Fixed-rate mortgages offer stability in installments and usually have shorter repayment terms
For their part, fixed mortgages offer stability in the installments, which do not vary throughout the life of the loan. In addition, they tend to have shorter repayment terms, although they bear more commissions and interest than in the case of variables. This type of mortgage allows clients to perfectly plan their future payments and, with it, improve their personal finances. There are also mixed mortgages, which combine fixed interest during the first years with variable interest in the last stage of payment.
Calculator: Find out if you are more interested in a fixed or variable rate mortgage
As the INE figures show, it seems that citizens nowadays prefer to opt for security. It should not be forgotten that the economic situation is still very delicate and that many people are still afraid of losing their jobs. In the first nine months of 2020, more than 119,400 fixed-rate mortgages were formalized, more than those formalized in all of 2017 and twice as many as in 2016.
Is it a good time to buy?
In both cases, what is convenient is to analyze the purchase process well, seek advice to be sure and know in depth the steps that must be taken to formalize the operation. COVID-19 has strongly shaken the real estate market, but this is not proving to be one of the most affected sectors. In addition, experts agree when stating that it has much more solid foundations than in the previous crisis of 2008 that make it more prepared to face the blows.

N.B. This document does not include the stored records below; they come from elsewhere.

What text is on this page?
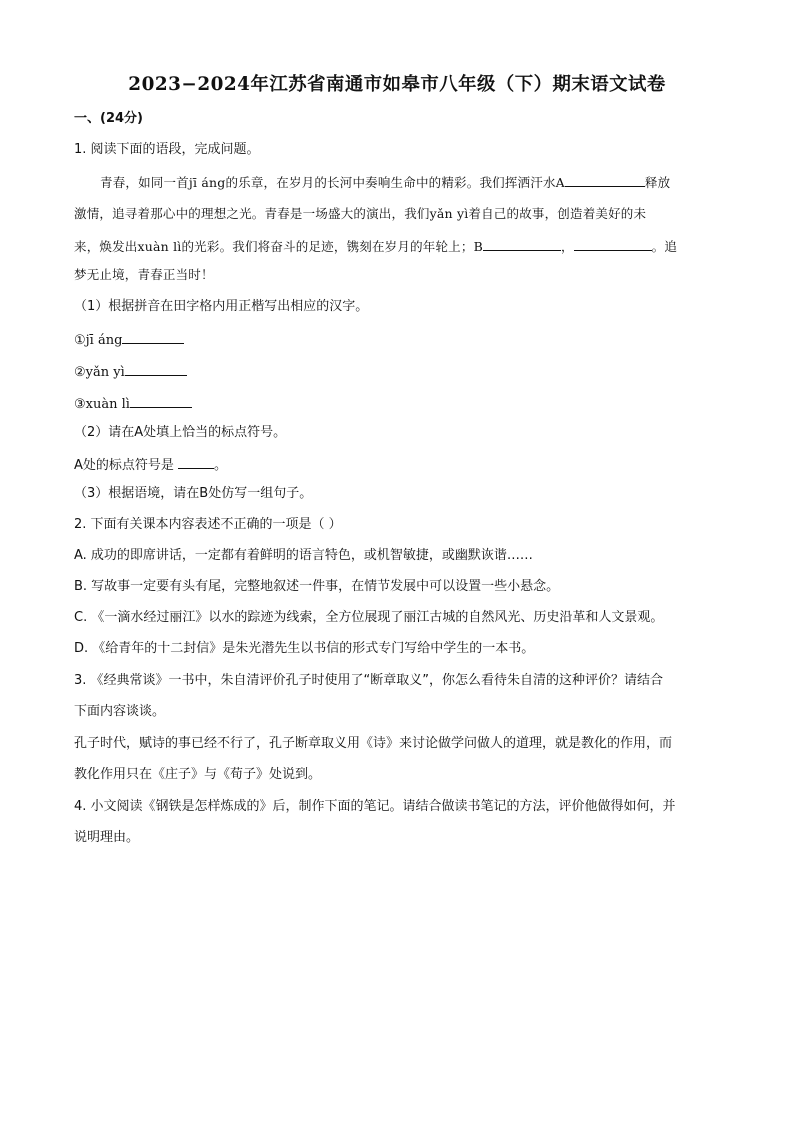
2023−2024年江苏省南通市如皋市八年级（下）期末语文试卷
一、(24分)
1. 阅读下面的语段，完成问题。
青春，如同一首jī áng的乐章，在岁月的长河中奏响生命中的精彩。我们挥洒汗水A	释放
激情，追寻着那心中的理想之光。青春是一场盛大的演出，我们yǎn yì着自己的故事，创造着美好的未
来，焕发出xuàn lì的光彩。我们将奋斗的足迹，镌刻在岁月的年轮上；B	，	。追
梦无止境，青春正当时！
（1）根据拼音在田字格内用正楷写出相应的汉字。
①jī áng
②yǎn yì
③xuàn lì
（2）请在A处填上恰当的标点符号。
A处的标点符号是	。
（3）根据语境，请在B处仿写一组句子。
2. 下面有关课本内容表述不正确的一项是（ ）
A. 成功的即席讲话，一定都有着鲜明的语言特色，或机智敏捷，或幽默诙谐……
B. 写故事一定要有头有尾，完整地叙述一件事，在情节发展中可以设置一些小悬念。
C. 《一滴水经过丽江》以水的踪迹为线索，全方位展现了丽江古城的自然风光、历史沿革和人文景观。
D. 《给青年的十二封信》是朱光潜先生以书信的形式专门写给中学生的一本书。
3. 《经典常谈》一书中，朱自清评价孔子时使用了“断章取义”，你怎么看待朱自清的这种评价？请结合
下面内容谈谈。
孔子时代，赋诗的事已经不行了，孔子断章取义用《诗》来讨论做学问做人的道理，就是教化的作用，而
教化作用只在《庄子》与《荀子》处说到。
4. 小文阅读《钢铁是怎样炼成的》后，制作下面的笔记。请结合做读书笔记的方法，评价他做得如何，并
说明理由。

Anna Gener, CEO of Savills Aguirre Barcelona, talks on the Banco Sabadell Podcast about the changes and opportunities that housing offers after the health crisis. He recognizes that there is now some paralysis in the sector and believes that the return to the commercialization rhythm that existed before the outbreak of the pandemic will depend on the economic situation, which directly influences the security that citizens feel regarding their income, and the conditions of mortgage loans.